Retinoic acid increases Foxp3+ regulatory T cells and inhibits development of Th17 cells by enhancing TGF-beta-driven Smad3 signaling and inhibiting IL-6 and IL-23 receptor expression.

The de novo generation of Foxp3+ regulatory T (Treg) cells in the peripheral immune compartment and the differentiation of Th17 cells both require TGF-beta, and IL-6 and IL-21 are switch factors that drive the development of Th17 cells at the expense of Treg cell generation. The major vitamin A metabolite all-trans retinoic acid (RA) not only enforces the generation of Treg cells but also inhibits the differentiation of Th17 cells. Herein we show that RA enhances TGF-beta signaling by increasing the expression and phosphorylation of Smad3, and this results in increased Foxp3 expression even in the presence of IL-6 or IL-21. RA also inhibits the expression of IL-6Ralpha, IRF-4, and IL-23R and thus inhibits Th17 development.

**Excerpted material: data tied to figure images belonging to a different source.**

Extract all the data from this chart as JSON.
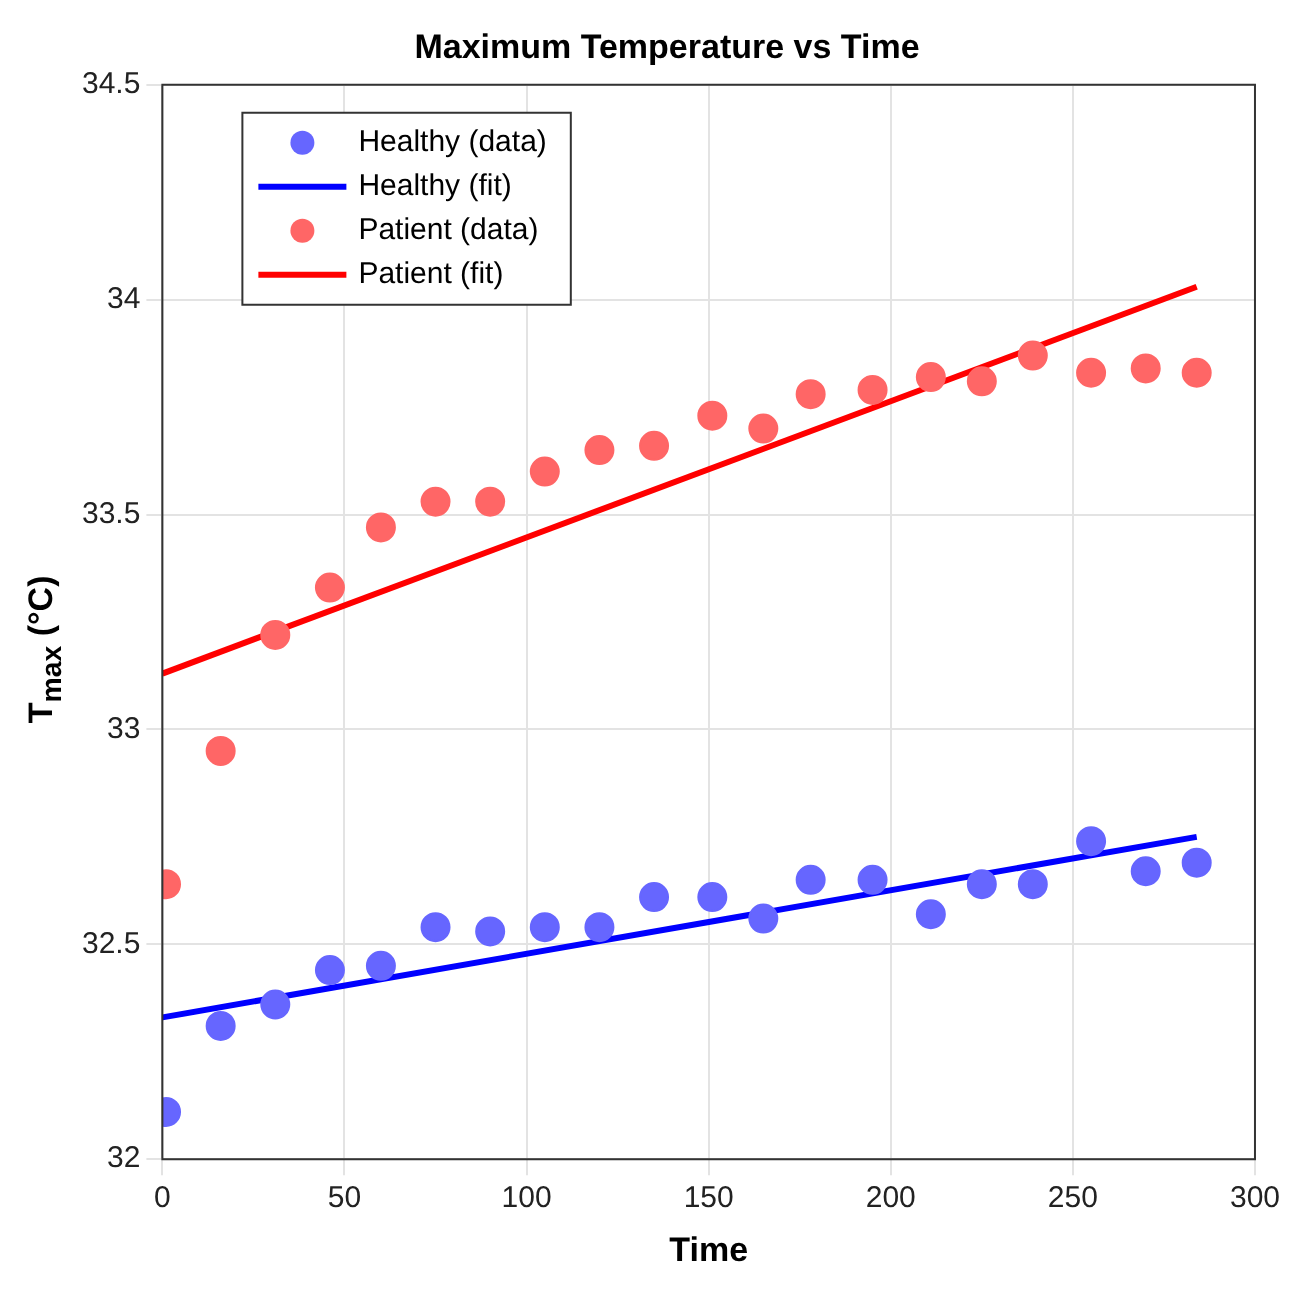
{
  "chart_data": {
    "type": "scatter",
    "title": "Maximum Temperature vs Time",
    "xlabel": "Time",
    "ylabel": "T$_{max}$ (°C)",
    "xlim": [
      0,
      300
    ],
    "xticks": [
      0,
      50,
      100,
      150,
      200,
      250,
      300
    ],
    "ylim": [
      32,
      34.5
    ],
    "yticks": [
      32,
      32.5,
      33,
      33.5,
      34,
      34.5
    ],
    "grid": true,
    "legend": "top left",
    "marker": "circle",
    "series": [
      {
        "name": "Healthy (data)",
        "type": "scatter",
        "color": "#6666ff",
        "x": [
          1,
          16,
          31,
          46,
          60,
          75,
          90,
          105,
          120,
          135,
          151,
          165,
          178,
          195,
          211,
          225,
          239,
          255,
          270,
          284
        ],
        "values": [
          32.11,
          32.31,
          32.36,
          32.44,
          32.45,
          32.54,
          32.53,
          32.54,
          32.54,
          32.61,
          32.61,
          32.56,
          32.65,
          32.65,
          32.57,
          32.64,
          32.64,
          32.74,
          32.67,
          32.69
        ]
      },
      {
        "name": "Healthy (fit)",
        "type": "line",
        "color": "#0000ff",
        "marker": "none",
        "x": [
          0,
          284
        ],
        "values": [
          32.33,
          32.75
        ]
      },
      {
        "name": "Patient (data)",
        "type": "scatter",
        "color": "#ff6666",
        "x": [
          1,
          16,
          31,
          46,
          60,
          75,
          90,
          105,
          120,
          135,
          151,
          165,
          178,
          195,
          211,
          225,
          239,
          255,
          270,
          284
        ],
        "values": [
          32.64,
          32.95,
          33.22,
          33.33,
          33.47,
          33.53,
          33.53,
          33.6,
          33.65,
          33.66,
          33.73,
          33.7,
          33.78,
          33.79,
          33.82,
          33.81,
          33.87,
          33.83,
          33.84,
          33.83
        ]
      },
      {
        "name": "Patient (fit)",
        "type": "line",
        "color": "#ff0000",
        "marker": "none",
        "x": [
          0,
          284
        ],
        "values": [
          33.13,
          34.03
        ]
      }
    ]
  }
}
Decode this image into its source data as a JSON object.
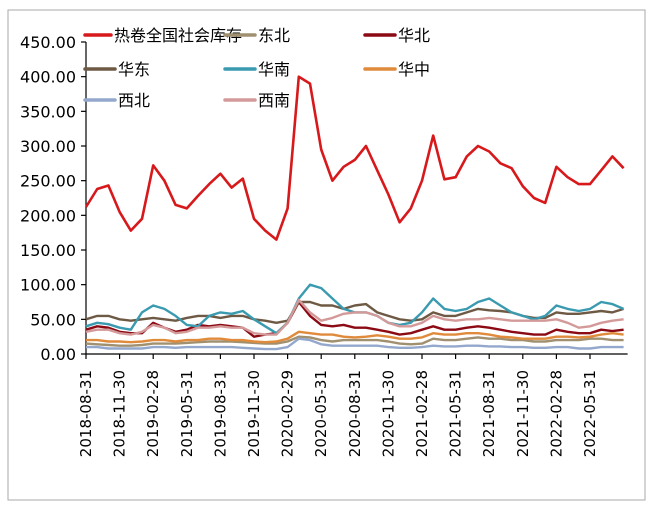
{
  "chart_data": {
    "type": "line",
    "title": "",
    "xlabel": "",
    "ylabel": "",
    "ylim": [
      0,
      450
    ],
    "yticks": [
      "0.00",
      "50.00",
      "100.00",
      "150.00",
      "200.00",
      "250.00",
      "300.00",
      "350.00",
      "400.00",
      "450.00"
    ],
    "xtick_labels": [
      "2018-08-31",
      "2018-11-30",
      "2019-02-28",
      "2019-05-31",
      "2019-08-31",
      "2019-11-30",
      "2020-02-29",
      "2020-05-31",
      "2020-08-31",
      "2020-11-30",
      "2021-02-28",
      "2021-05-31",
      "2021-08-31",
      "2021-11-30",
      "2022-02-28",
      "2022-05-31"
    ],
    "x_start": "2018-08",
    "x_end": "2022-08",
    "x_frequency": "monthly",
    "grid": false,
    "legend_placement": "top",
    "series": [
      {
        "name": "热卷全国社会库存",
        "color": "#d7191c",
        "values": [
          212,
          238,
          243,
          205,
          178,
          195,
          272,
          250,
          215,
          210,
          228,
          245,
          260,
          240,
          253,
          195,
          178,
          165,
          210,
          400,
          390,
          295,
          250,
          270,
          280,
          300,
          265,
          230,
          190,
          210,
          250,
          315,
          252,
          255,
          285,
          300,
          292,
          275,
          268,
          242,
          225,
          218,
          270,
          255,
          245,
          245,
          265,
          285,
          268
        ]
      },
      {
        "name": "东北",
        "color": "#a09070",
        "values": [
          15,
          14,
          13,
          12,
          12,
          13,
          15,
          15,
          15,
          16,
          17,
          18,
          18,
          18,
          17,
          16,
          15,
          15,
          18,
          25,
          24,
          20,
          18,
          20,
          20,
          20,
          20,
          18,
          15,
          14,
          15,
          22,
          20,
          20,
          22,
          24,
          22,
          22,
          20,
          20,
          18,
          18,
          20,
          20,
          20,
          22,
          22,
          20,
          20
        ]
      },
      {
        "name": "华北",
        "color": "#8b0a14",
        "values": [
          35,
          40,
          38,
          32,
          30,
          30,
          45,
          38,
          32,
          35,
          42,
          40,
          42,
          40,
          38,
          25,
          28,
          30,
          45,
          75,
          55,
          42,
          40,
          42,
          38,
          38,
          35,
          32,
          28,
          30,
          35,
          40,
          35,
          35,
          38,
          40,
          38,
          35,
          32,
          30,
          28,
          28,
          35,
          32,
          30,
          30,
          35,
          33,
          35
        ]
      },
      {
        "name": "华东",
        "color": "#6e5a44",
        "values": [
          50,
          55,
          55,
          50,
          48,
          50,
          52,
          50,
          48,
          52,
          55,
          55,
          52,
          55,
          55,
          50,
          48,
          45,
          48,
          75,
          75,
          70,
          70,
          65,
          70,
          72,
          60,
          55,
          50,
          48,
          50,
          60,
          55,
          55,
          60,
          65,
          63,
          62,
          60,
          55,
          52,
          52,
          60,
          58,
          58,
          60,
          62,
          60,
          65
        ]
      },
      {
        "name": "华南",
        "color": "#3a9ab0",
        "values": [
          40,
          45,
          43,
          38,
          35,
          60,
          70,
          65,
          55,
          42,
          40,
          55,
          60,
          58,
          62,
          50,
          40,
          30,
          45,
          80,
          100,
          95,
          80,
          65,
          60,
          60,
          55,
          45,
          42,
          45,
          60,
          80,
          65,
          62,
          65,
          75,
          80,
          70,
          60,
          55,
          50,
          55,
          70,
          65,
          62,
          65,
          75,
          72,
          65
        ]
      },
      {
        "name": "华中",
        "color": "#e08a3c",
        "values": [
          20,
          20,
          18,
          18,
          17,
          18,
          20,
          20,
          18,
          20,
          20,
          22,
          22,
          20,
          20,
          18,
          17,
          18,
          22,
          32,
          30,
          28,
          28,
          25,
          24,
          25,
          27,
          25,
          22,
          22,
          24,
          30,
          28,
          28,
          30,
          30,
          28,
          25,
          24,
          22,
          22,
          22,
          25,
          25,
          24,
          25,
          28,
          30,
          28
        ]
      },
      {
        "name": "西北",
        "color": "#93a8cc",
        "values": [
          10,
          10,
          8,
          8,
          8,
          8,
          10,
          10,
          9,
          10,
          10,
          10,
          10,
          10,
          9,
          8,
          7,
          7,
          10,
          22,
          20,
          14,
          12,
          12,
          12,
          12,
          12,
          10,
          9,
          9,
          10,
          12,
          11,
          11,
          12,
          12,
          11,
          11,
          10,
          10,
          9,
          9,
          10,
          10,
          8,
          8,
          10,
          10,
          10
        ]
      },
      {
        "name": "西南",
        "color": "#d49a9a",
        "values": [
          32,
          35,
          35,
          30,
          28,
          32,
          42,
          38,
          30,
          32,
          38,
          38,
          40,
          38,
          38,
          30,
          28,
          28,
          45,
          78,
          60,
          48,
          52,
          58,
          60,
          60,
          55,
          45,
          40,
          40,
          45,
          55,
          50,
          48,
          50,
          50,
          52,
          50,
          48,
          48,
          48,
          48,
          50,
          45,
          38,
          40,
          45,
          48,
          50
        ]
      }
    ]
  }
}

In vitro, RA significantly promotes Treg cell conversion, but in vivo during the development of experimental autoimmune encephalomyelitis it does not increase the frequency of Treg cells in the face of an ongoing inflammation. However, RA suppresses the disease very efficiently by inhibiting proinflammatory T cell responses, especially pathogenic Th17 responses. These data not only identify the signaling mechanisms by which RA can affect both Treg cell and Th17 differentiation, but they also highlight that in vivo during an autoimmune reaction, RA suppresses autoimmunity mainly by inhibiting the generation of effector Th17 cells.